11  Fundamentals of Data Acquisition

We will first finish reviewing electrical circuits, to finish up Chapter 5 and Chapter 2 of Dally, Riley, and McConnell (1993). Then we will start do discuss analog-to-digital conversion.

The first set of slides can be found here.

We are then ready to understand the following concepts, as illustrated in Chapters 6 and 7 of Figliola and Beasley (2019):

• Loading errors and impedance matching (Section 6.5, Example 7.8)
• Analog-to-Digital Converters (Equations 7.14, 7.15, Example 7.4)
• Filters: (maybe Example 7.9)

Technical Questions

1. When conneting different stages of our instrument (e.g., an analog device to an A/D converter), why is it that for current source inputs, we want to have \(Z_2\) (the impedance of the next stage) be smaller than that of the source? Can you derive the expression for the loading error in this case (i.e., \(e_I = I_2 - I_1\) where \(I_1\) is the current that would circulate if we short-circuit the terminals of our first device – the source – and \(I_2\) is the current that is pushed through the second device when connected)? Why is it \(e_I = V_1 \frac{-Z_2}{Z_1^2 + Z_1 Z_2}\)?
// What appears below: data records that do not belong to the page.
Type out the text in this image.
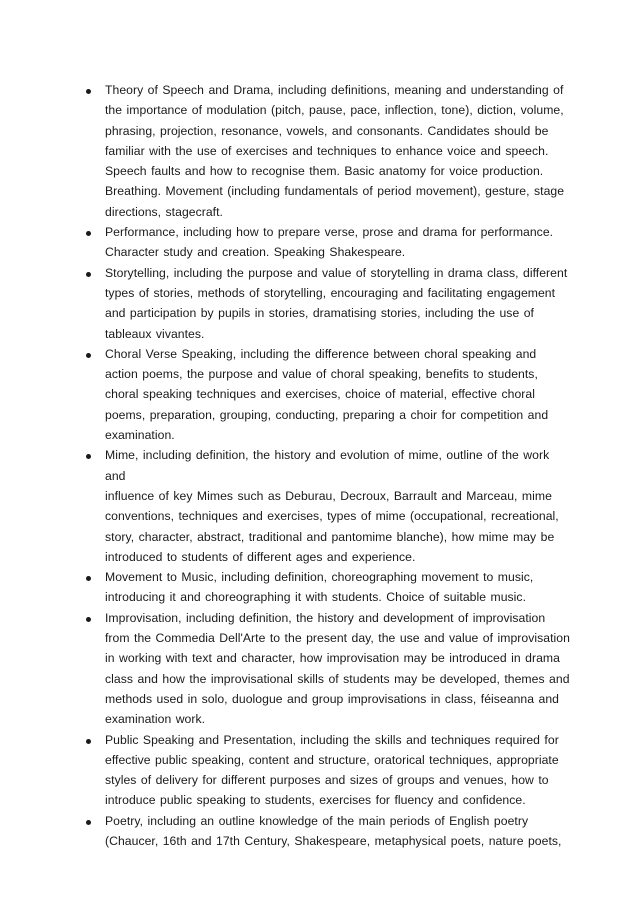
Theory of Speech and Drama, including definitions, meaning and understanding of
the importance of modulation (pitch, pause, pace, inflection, tone), diction, volume,
phrasing, projection, resonance, vowels, and consonants. Candidates should be
familiar with the use of exercises and techniques to enhance voice and speech.
Speech faults and how to recognise them. Basic anatomy for voice production.
Breathing. Movement (including fundamentals of period movement), gesture, stage
directions, stagecraft.
Performance, including how to prepare verse, prose and drama for performance.
Character study and creation. Speaking Shakespeare.
Storytelling, including the purpose and value of storytelling in drama class, different
types of stories, methods of storytelling, encouraging and facilitating engagement
and participation by pupils in stories, dramatising stories, including the use of
tableaux vivantes.
Choral Verse Speaking, including the difference between choral speaking and
action poems, the purpose and value of choral speaking, benefits to students,
choral speaking techniques and exercises, choice of material, effective choral
poems, preparation, grouping, conducting, preparing a choir for competition and
examination.
Mime, including definition, the history and evolution of mime, outline of the work and
influence of key Mimes such as Deburau, Decroux, Barrault and Marceau, mime
conventions, techniques and exercises, types of mime (occupational, recreational,
story, character, abstract, traditional and pantomime blanche), how mime may be
introduced to students of different ages and experience.
Movement to Music, including definition, choreographing movement to music,
introducing it and choreographing it with students. Choice of suitable music.
Improvisation, including definition, the history and development of improvisation
from the Commedia Dell'Arte to the present day, the use and value of improvisation
in working with text and character, how improvisation may be introduced in drama
class and how the improvisational skills of students may be developed, themes and
methods used in solo, duologue and group improvisations in class, féiseanna and
examination work.
Public Speaking and Presentation, including the skills and techniques required for
effective public speaking, content and structure, oratorical techniques, appropriate
styles of delivery for different purposes and sizes of groups and venues, how to
introduce public speaking to students, exercises for fluency and confidence.
Poetry, including an outline knowledge of the main periods of English poetry
(Chaucer, 16th and 17th Century, Shakespeare, metaphysical poets, nature poets,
2. Can you show that equation 7.6 from Figliola implies a folding point for aliased frequencies, that is exactly at \(f_s / 2\)?

Dally, James W., William F. Riley, and Kenneth G. McConnell. 1993. Instrumentation for Engineering Measurements. 2nd ed. New York: Wiley.

Figliola, Richard S., and Donald E. Beasley. 2019. Theory and Design for Mechanical Measurements. Seventh edition. Hoboken, NJ: Wiley.